The Good News (Things are getting better):

  • Better Checklists: Most researchers are now using a standard checklist called PRISMA-IPD to make sure they don't miss steps, much like a pilot using a pre-flight checklist.
  • Quality Control: Most studies now check if the original experiments were done correctly (risk of bias), whereas in the past, they often skipped this.
  • Fairer Comparisons: Researchers are getting better at comparing patients fairly, ensuring they aren't mixing up "within-study" differences with "between-study" differences (a common mistake that used to skew results).

The Bad News (Where they are still stumbling):

  • Secret Recipes: Only about one-third of the studies published their "recipe" (a protocol) or their "cooking plan" (statistical analysis plan) before they started cooking. Without this, it's hard to know if they changed the recipe halfway through to get a better result.
  • Missing Ingredients: They often fail to look for "unpublished" studies (trials that were done but never written up). This is like trying to bake a cake but ignoring the ingredients sitting in the pantry that no one has written about yet.
  • Wasted Potential: Even though they have all the raw data, they rarely use it to check if the original data was trustworthy or to fix missing information. It's like having a high-definition camera but taking blurry photos because you didn't adjust the focus.
  • Bureaucracy: Getting the data from the original researchers is often slow and full of red tape. The experts say the process is like trying to borrow a book from a library that requires three forms, a fingerprint, and a week-long wait.

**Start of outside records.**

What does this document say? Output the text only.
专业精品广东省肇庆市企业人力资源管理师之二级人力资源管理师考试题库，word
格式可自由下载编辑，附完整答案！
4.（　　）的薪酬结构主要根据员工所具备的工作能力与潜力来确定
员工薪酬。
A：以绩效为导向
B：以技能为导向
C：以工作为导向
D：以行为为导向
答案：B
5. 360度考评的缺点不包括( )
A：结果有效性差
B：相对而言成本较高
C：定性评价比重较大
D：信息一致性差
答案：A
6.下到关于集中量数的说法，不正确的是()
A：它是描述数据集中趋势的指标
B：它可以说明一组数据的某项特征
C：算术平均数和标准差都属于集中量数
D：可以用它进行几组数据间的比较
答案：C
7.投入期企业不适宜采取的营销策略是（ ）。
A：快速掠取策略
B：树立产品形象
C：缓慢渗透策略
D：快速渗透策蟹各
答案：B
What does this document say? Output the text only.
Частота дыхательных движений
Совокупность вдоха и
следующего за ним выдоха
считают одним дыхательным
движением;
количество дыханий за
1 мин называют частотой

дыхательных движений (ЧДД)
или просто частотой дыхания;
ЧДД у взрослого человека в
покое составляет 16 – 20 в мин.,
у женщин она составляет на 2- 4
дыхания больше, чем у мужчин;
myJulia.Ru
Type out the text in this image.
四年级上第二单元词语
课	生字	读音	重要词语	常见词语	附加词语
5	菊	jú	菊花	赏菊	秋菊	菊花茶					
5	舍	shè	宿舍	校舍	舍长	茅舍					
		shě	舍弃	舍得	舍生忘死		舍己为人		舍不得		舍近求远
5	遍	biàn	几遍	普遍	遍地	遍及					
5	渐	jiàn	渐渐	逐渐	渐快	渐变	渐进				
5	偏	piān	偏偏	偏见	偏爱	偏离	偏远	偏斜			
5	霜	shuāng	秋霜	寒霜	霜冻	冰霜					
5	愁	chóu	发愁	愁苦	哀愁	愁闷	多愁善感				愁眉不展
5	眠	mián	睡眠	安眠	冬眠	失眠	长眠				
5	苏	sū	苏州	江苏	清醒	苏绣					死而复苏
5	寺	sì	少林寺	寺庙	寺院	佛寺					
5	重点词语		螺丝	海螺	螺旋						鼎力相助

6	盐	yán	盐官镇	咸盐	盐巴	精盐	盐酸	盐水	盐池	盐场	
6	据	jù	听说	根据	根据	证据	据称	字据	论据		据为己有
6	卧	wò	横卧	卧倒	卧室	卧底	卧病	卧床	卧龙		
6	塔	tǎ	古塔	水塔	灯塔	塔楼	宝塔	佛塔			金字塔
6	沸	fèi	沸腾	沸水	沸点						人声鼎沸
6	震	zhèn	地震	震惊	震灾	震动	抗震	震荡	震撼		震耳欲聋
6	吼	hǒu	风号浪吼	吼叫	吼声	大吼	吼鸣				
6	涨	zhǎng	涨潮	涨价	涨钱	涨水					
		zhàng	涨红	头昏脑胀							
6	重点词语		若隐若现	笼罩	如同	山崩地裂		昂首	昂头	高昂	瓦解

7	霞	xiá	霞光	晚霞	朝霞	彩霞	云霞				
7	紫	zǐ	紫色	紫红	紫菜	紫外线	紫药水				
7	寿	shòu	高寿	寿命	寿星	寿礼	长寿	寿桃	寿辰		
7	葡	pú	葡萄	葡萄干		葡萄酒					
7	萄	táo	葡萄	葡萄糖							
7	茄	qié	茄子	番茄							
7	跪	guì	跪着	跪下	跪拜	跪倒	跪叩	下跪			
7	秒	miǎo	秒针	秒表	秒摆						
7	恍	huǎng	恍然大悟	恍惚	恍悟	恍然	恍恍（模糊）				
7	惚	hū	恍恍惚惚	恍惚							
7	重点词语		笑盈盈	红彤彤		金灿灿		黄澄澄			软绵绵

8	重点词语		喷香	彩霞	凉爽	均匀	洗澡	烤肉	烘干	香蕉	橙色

3. The Expert Roundtable (The Consensus)

The authors gathered 24 top experts (statisticians, doctors, and researchers) for a workshop to agree on how to fix these problems. They came up with a set of recommendations, which can be summarized as:

  • For the Authors (The Cooks):

    • Be Transparent: Publish your recipe and plan before you start.
    • Share the Code: If you used a computer program to crunch the numbers, share the code so others can check your math.
    • Look Everywhere: Don't just look at published papers; search for unpublished trials and try to get their data too.
    • Use the Data: Use the raw data to check for errors and missing pieces, don't just ignore them.
  • For the Teachers and Methodologists (The Librarians):

    • Build a Toolbox: Create an easy-to-use online "toolbox" with templates and examples so researchers don't have to reinvent the wheel.
    • Train More People: Teach more researchers, especially in countries where this work is rare, how to do it properly.
    • Update the Rules: The current rulebook (PRISMA-IPD) is a bit old. It needs an update to include modern requirements like checking for data integrity and handling missing data.

The Bottom Line

The paper concludes that while the "giant table" method (IPD meta-analysis) is a powerful tool for finding the best medical treatments, it is currently being underused and sometimes done poorly. The experts believe that if researchers become more transparent, share their data and plans more openly, and if the process of getting data becomes less bureaucratic, we can generate much higher quality evidence to help doctors and patients make better decisions.

In short: We have the tools to build a better map of medical evidence, but we need to stop hiding our blueprints, start looking for all the missing pieces, and make it easier for everyone to join the construction crew.